Eddie Thomas

Personal information
- Full name: Edwin Henry Charles Thomas
- Date of birth: 9 November 1932
- Place of birth: Swindon, England
- Date of death: 23 September 2020 (aged 87)
- Height: 5 ft 10 in (1.78 m)
- Position: Goalkeeper

Youth career
- Swindon Railway Works XI
- 1949–1950: Southampton

Senior career*
- Years: Team / Apps / (Gls)
- 1950–1953: Southampton / 8 / (0)
- 1956: Salisbury

= Eddie Thomas (footballer, born 1932) =

English footballer (1932–2020)

Edwin Henry Charles Thomas (9 November 1932 – 23 September 2020) was an English footballer, who played as a goalkeeper for Southampton in the early 1950s.

==Football career==
Thomas was born in Swindon, Wiltshire where he became an apprentice engineer with British Rail at the Swindon Works. Whilst playing for the works team, he caught the eye of a scout from Southampton of the Football League Second Division, joining them as an amateur in 1949.

He made his reserve team debut on 17 December 1949, displacing Len Stansbridge, and over the next year, he and Stansbridge vied for the role of second choice 'keeper behind Scottish international Ian Black. Black moved to Fulham in July 1950, with Northern Irish international Hugh Kelly joining the Saints in exchange. On 7 October 1950, Kelly was called into the Northern Irish team for a match against England and manager Sid Cann promoted Thomas to the first-team for a match against Birmingham City. At a month before his 18th birthday, Thomas thus became Southampton's youngest-ever first-team goalkeeper, until the debut of Bob Charles in 1959. Although the match was lost 2–0, Thomas was not deemed to be at fault for either of the goals.

Thomas briefly became the second-choice 'keeper for the first eleven, making four further appearances before Christmas, but the signing of John Christie in January 1951 relegated him back to the reserves. Thomas was signed as a professional in May 1951, having gained three England Youth caps.

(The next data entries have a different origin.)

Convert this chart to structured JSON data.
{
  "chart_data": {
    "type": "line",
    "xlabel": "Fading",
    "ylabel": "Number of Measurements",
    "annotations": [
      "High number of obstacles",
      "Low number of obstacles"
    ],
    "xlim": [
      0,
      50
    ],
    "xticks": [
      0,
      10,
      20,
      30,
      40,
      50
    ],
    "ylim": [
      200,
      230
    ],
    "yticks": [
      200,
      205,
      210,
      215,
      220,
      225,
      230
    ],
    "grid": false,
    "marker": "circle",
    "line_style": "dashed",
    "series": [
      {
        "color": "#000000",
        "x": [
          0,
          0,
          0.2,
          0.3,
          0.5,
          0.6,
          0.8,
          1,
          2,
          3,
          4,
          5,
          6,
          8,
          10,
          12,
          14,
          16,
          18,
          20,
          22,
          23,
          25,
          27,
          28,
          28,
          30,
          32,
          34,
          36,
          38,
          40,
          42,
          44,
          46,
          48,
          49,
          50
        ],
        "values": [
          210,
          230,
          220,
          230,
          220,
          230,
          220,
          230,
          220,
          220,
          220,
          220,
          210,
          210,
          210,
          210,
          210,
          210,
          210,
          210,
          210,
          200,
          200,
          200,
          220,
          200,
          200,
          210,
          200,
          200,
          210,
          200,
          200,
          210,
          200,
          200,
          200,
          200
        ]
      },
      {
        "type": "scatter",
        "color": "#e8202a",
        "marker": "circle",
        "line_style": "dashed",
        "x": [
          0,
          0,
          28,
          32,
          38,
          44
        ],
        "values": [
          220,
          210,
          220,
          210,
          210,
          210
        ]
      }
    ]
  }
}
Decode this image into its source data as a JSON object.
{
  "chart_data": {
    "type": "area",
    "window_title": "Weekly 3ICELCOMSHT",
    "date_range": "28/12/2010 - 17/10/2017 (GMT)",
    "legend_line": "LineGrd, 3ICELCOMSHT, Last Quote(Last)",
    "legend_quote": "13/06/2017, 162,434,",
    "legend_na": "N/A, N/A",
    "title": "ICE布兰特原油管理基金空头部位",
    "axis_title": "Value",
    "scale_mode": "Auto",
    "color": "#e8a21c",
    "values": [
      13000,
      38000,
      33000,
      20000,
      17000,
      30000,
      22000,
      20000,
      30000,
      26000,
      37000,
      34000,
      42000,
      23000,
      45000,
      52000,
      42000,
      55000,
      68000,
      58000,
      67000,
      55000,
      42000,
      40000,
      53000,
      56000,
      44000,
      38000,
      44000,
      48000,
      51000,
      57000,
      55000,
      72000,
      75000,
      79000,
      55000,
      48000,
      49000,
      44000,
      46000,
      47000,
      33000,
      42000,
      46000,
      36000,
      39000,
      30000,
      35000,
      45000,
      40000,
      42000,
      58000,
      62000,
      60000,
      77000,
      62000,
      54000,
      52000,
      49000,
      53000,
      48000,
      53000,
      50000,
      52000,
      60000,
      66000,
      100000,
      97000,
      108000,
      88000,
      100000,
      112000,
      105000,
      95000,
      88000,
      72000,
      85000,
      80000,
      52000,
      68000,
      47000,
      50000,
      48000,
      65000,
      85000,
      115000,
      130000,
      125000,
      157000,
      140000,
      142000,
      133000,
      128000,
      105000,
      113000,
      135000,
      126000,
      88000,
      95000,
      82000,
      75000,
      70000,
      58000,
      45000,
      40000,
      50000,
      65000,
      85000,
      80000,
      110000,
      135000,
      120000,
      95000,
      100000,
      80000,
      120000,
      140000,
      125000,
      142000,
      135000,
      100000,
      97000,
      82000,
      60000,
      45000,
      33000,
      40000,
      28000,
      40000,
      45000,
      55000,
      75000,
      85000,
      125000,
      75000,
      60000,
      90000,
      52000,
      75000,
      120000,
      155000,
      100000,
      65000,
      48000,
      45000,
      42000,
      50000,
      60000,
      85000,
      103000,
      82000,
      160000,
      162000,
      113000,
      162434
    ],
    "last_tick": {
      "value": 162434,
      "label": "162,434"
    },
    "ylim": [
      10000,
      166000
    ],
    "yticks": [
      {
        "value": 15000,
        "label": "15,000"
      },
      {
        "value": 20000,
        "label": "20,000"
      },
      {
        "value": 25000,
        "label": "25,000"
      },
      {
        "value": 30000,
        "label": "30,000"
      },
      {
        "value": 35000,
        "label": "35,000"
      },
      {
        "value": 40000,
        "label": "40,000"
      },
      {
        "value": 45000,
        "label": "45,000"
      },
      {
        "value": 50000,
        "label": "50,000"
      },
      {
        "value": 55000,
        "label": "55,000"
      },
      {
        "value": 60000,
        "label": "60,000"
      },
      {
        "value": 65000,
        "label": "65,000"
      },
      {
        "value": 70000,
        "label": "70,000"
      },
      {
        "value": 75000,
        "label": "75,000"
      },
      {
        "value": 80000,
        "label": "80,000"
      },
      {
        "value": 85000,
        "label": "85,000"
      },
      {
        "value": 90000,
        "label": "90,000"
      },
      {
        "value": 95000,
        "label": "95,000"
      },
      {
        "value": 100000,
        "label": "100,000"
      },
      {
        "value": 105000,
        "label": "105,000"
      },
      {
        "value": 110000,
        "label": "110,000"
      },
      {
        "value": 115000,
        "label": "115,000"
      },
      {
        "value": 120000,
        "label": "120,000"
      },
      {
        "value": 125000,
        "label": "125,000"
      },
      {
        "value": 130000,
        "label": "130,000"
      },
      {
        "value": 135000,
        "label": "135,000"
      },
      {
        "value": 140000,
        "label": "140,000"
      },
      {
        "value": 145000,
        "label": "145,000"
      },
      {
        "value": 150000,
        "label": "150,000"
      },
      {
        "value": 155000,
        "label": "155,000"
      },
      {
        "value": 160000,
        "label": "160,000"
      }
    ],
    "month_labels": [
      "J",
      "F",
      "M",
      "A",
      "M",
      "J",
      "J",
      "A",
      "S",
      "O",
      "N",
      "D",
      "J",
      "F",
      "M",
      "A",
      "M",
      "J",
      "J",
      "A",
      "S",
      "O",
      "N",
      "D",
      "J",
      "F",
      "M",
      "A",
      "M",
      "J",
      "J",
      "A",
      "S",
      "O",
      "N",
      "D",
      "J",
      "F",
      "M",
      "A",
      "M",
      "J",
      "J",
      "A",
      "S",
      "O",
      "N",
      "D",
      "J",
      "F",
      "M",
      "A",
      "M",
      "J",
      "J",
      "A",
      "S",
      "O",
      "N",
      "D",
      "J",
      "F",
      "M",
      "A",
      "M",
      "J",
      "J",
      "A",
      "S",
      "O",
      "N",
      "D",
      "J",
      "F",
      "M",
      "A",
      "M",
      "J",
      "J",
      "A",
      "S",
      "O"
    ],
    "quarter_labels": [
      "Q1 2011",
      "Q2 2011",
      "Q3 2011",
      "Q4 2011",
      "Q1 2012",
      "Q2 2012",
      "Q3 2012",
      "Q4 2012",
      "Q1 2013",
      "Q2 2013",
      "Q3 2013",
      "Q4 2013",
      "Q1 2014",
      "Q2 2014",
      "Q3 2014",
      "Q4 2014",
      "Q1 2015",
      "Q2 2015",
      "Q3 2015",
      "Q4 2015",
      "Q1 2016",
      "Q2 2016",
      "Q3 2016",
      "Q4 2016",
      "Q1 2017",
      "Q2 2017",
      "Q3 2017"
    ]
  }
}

In September 1951, Thomas was recalled to the first-team following a poor match by Christie, but after three matches Stansbridge took over until the arrival of Fred Kiernan in October. By November, Thomas has also lost his place in the reserves to Stansbridge and, unable to regain his place, he was released in the summer of 1953.

==Later career==
Although he turned out for Salisbury in 1956, Thomas was unable to continue his professional career. He later represented Wiltshire at water polo.

== Death ==
Thomas died on 23 September 2020 aged 87.